Suspeitos de atentado a Lula são denunciados ao MP do Paraná

Publicado no Porém.net

A advogada Tânia Mandarino no MP do PR

O Ministério Público do Paraná já tem dez suspeitos do atentado a caravana do ex-presidente Lula. A denúncia foi feita pelo Coletivo Advogadas e Advogados pela Democracia (CAAD). A notícia crime que identifica as pessoas foi construída a partir de relatos que chegaram via e-mail e foram entregues ao procurador e coordenador do Centro de de Apoio de Direitos Humanos, Olympio de Sá Sotto Maior.

De acordo com a advogada Tânia Mandarino, o coletivo recebeu mais de cem emails com denúncias. O planejamento do atentado à caravana é um deles. Nas imagens printadas de uma conversa de Whatsapp e que foram entregues ao MP, os suspeitos conversam sobre a compra da arma que será utilizada e do artefato conhecido como miguelito, que serviria para furar os pneus dos ônibus.

Na mensagem, uma suspeita pergunta. “Onde se arruma esses miguelitos”. Outro membro do grupo complementa com “Nao vamos dar chanse nem deles desseren do onibus (sic)”. Outro integrante explica como comprar arma que seria utilizada no atentado: “Vai na loja de arma compra uma puma 38 ou 44 é mais fácil que do q vc imagina (sic)”, orienta o homem que tem a identidade ainda sobre sigilo. De acordo com sites especialistas em armas, Puma se trata de uma “carabina de ação por alavanca, com ferrolho de duplo trancamento, percursor flutuante e cão exposto”.

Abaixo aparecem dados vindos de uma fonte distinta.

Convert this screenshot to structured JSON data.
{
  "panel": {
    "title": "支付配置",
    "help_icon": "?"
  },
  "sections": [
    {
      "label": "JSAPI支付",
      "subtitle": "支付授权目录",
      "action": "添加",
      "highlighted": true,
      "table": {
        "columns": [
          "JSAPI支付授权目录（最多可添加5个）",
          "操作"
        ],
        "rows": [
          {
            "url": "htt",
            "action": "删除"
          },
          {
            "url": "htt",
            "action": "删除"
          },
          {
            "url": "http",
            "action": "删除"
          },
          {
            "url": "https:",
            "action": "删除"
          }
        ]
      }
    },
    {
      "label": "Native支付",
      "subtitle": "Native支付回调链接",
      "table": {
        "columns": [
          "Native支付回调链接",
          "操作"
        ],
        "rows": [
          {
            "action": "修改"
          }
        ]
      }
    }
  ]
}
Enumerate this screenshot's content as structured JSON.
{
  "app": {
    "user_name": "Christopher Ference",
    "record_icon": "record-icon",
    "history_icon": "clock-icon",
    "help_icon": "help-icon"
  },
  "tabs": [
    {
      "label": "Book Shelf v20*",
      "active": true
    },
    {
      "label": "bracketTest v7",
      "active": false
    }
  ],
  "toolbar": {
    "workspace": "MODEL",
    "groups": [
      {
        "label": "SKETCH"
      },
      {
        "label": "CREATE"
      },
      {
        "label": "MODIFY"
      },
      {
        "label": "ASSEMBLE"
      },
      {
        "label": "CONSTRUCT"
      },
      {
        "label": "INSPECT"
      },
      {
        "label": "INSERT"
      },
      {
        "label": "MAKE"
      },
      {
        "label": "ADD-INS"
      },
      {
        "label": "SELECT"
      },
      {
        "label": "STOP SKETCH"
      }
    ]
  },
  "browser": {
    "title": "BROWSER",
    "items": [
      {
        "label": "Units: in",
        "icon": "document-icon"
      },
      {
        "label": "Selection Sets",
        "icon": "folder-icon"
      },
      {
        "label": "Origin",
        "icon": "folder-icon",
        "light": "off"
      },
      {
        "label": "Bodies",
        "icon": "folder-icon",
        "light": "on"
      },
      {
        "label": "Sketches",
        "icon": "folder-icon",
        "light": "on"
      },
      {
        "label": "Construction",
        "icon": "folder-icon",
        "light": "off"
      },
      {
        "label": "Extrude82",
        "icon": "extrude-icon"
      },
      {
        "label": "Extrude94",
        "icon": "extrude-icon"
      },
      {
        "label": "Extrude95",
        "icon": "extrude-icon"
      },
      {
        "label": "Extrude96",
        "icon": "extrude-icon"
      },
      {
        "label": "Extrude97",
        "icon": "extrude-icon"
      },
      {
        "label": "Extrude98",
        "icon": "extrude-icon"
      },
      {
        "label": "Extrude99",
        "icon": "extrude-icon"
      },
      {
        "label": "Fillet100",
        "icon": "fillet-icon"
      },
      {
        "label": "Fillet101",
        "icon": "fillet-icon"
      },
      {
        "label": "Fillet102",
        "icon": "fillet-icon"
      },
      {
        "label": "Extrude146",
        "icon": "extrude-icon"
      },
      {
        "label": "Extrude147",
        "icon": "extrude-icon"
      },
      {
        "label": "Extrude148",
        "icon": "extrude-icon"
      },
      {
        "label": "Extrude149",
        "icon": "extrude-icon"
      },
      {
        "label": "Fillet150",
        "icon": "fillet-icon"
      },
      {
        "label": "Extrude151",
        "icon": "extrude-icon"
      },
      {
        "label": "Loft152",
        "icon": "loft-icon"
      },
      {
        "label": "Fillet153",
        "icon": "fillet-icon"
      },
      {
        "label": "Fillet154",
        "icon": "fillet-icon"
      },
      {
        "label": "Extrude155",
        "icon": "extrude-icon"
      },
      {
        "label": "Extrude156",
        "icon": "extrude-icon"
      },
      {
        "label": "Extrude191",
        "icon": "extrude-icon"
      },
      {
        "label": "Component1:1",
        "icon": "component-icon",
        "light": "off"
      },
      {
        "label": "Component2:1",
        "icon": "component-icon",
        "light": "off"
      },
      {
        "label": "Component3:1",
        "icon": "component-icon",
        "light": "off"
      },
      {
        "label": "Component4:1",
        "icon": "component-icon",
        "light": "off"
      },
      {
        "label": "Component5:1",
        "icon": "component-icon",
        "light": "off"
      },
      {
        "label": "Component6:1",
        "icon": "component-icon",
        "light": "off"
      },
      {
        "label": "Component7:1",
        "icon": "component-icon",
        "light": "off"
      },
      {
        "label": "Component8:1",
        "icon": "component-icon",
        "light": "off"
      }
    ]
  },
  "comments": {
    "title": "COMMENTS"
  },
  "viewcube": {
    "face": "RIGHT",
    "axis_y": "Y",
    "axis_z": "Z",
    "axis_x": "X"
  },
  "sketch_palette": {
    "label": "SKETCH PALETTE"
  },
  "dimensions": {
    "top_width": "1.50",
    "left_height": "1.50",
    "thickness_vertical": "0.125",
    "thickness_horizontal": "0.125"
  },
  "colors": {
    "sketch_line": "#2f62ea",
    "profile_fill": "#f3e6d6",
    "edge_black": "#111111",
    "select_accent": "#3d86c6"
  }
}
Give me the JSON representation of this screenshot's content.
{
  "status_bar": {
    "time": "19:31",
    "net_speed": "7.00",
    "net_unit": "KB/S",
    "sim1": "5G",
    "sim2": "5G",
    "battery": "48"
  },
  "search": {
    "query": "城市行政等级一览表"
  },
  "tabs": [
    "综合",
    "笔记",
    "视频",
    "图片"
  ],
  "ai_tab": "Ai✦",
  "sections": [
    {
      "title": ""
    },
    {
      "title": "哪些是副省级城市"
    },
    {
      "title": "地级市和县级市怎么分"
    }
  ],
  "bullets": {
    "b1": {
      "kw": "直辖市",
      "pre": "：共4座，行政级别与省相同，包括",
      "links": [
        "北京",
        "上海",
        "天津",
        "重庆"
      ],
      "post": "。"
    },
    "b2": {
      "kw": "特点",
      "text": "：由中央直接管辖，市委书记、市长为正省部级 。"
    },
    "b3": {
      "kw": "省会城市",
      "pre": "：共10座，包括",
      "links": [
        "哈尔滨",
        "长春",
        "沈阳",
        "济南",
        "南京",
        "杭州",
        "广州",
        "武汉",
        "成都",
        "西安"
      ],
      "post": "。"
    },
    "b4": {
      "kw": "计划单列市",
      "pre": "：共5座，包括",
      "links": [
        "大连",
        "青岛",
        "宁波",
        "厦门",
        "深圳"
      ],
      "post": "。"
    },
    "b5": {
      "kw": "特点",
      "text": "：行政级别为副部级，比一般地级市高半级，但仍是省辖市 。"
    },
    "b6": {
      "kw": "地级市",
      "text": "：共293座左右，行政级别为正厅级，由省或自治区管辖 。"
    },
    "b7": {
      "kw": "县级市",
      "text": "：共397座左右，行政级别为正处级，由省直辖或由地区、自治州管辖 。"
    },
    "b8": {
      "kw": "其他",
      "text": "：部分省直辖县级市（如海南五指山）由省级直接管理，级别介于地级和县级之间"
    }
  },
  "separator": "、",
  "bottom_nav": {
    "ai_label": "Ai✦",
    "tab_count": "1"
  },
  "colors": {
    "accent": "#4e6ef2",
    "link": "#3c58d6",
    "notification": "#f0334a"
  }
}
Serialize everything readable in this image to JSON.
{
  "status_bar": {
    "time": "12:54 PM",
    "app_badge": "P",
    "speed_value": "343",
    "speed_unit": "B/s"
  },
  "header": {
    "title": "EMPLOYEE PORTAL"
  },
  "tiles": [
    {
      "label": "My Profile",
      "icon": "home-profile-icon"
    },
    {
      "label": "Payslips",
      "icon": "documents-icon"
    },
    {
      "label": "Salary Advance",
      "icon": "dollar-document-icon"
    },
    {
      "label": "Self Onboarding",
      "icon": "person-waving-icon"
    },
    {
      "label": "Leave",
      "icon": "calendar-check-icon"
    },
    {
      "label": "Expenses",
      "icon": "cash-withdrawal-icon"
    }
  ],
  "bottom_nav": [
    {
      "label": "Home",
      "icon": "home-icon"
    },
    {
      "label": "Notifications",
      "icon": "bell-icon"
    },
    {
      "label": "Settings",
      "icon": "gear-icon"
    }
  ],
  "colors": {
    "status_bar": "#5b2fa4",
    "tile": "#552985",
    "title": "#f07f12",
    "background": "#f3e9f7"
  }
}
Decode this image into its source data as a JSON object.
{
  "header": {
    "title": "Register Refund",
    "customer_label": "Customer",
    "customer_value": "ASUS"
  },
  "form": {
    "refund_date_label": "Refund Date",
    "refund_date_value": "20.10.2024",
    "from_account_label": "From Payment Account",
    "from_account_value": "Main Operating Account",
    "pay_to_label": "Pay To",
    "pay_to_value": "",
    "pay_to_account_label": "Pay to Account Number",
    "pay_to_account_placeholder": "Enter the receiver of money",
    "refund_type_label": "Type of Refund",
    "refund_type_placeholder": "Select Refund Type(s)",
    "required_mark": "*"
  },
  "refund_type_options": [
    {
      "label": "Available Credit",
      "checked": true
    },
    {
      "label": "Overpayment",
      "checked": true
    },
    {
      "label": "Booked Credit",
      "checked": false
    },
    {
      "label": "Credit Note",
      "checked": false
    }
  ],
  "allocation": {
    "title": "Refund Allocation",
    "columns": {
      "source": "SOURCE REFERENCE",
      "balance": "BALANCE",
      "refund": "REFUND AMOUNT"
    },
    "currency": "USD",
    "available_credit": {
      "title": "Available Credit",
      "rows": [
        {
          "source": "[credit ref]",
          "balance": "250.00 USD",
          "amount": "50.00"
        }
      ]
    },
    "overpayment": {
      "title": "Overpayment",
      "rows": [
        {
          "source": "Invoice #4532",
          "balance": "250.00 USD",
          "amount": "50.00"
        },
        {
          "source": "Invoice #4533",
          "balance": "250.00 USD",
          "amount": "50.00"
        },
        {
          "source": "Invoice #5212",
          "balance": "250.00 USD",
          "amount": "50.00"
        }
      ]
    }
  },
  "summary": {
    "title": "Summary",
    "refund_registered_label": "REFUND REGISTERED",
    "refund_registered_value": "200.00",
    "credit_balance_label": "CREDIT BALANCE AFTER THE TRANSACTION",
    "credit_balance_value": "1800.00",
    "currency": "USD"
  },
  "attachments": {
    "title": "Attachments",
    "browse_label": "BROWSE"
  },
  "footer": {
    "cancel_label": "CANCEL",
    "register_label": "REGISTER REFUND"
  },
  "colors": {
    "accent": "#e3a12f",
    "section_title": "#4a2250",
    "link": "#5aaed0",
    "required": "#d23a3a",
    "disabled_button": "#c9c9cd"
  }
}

Print anexado a notícia crime

O coletivo solicitou ao Ministério Público que o atentado seja considerado crime federal e pediu a prisão preventiva dos suspeitos, principalmente de um deles que possui diversas armas regularizadas e participa de movimentos de extrema direita. “Na denúncia, um suspeito é considerado de grande perigo, pois tem porte de armas e seria ligado ao MBL. Estamos considerando esse grupo como é formação de quadrilha, pois eles planejavam um atentado contra a caravana”, alerta Mandarino.

Além dos casos registrados no Paraná, o CAAD também vai relatar outros incidentes ocorrendo em Santa Catarina e o Rio Grande do Sul. O pedido é que o Ministério Público do Paraná encaminhe as denúncias para os Estados vizinhos. A notícia crime identificou 29 suspeitos.

Abertura de investigações

Já o procurador e coordenador do Centro de de Apoio de Direitos Humanos, Olympio de Sá Sotto Maior demonstrou preocupação com a escalada da violência no Brasil e no Paraná. Ele disse que é inadmissível que se aproximando do período eleitoral políticos sejam atacados por pensarem diferente. “A democracia sofre com esses tipo de atitude criminosa. Não dá pra se imaginar que amanhã o Alckmin venha ao Paraná, ou Bolsonaro, e aqueles que não os apoiem atuem no sentido de impedir o acesso, ou jogar pedras ou atirar. É uma barbárie inaceitável e o Ministério Público vai cumprir com sua função para que haja punição desses responsáveis”, esclarece o procurador.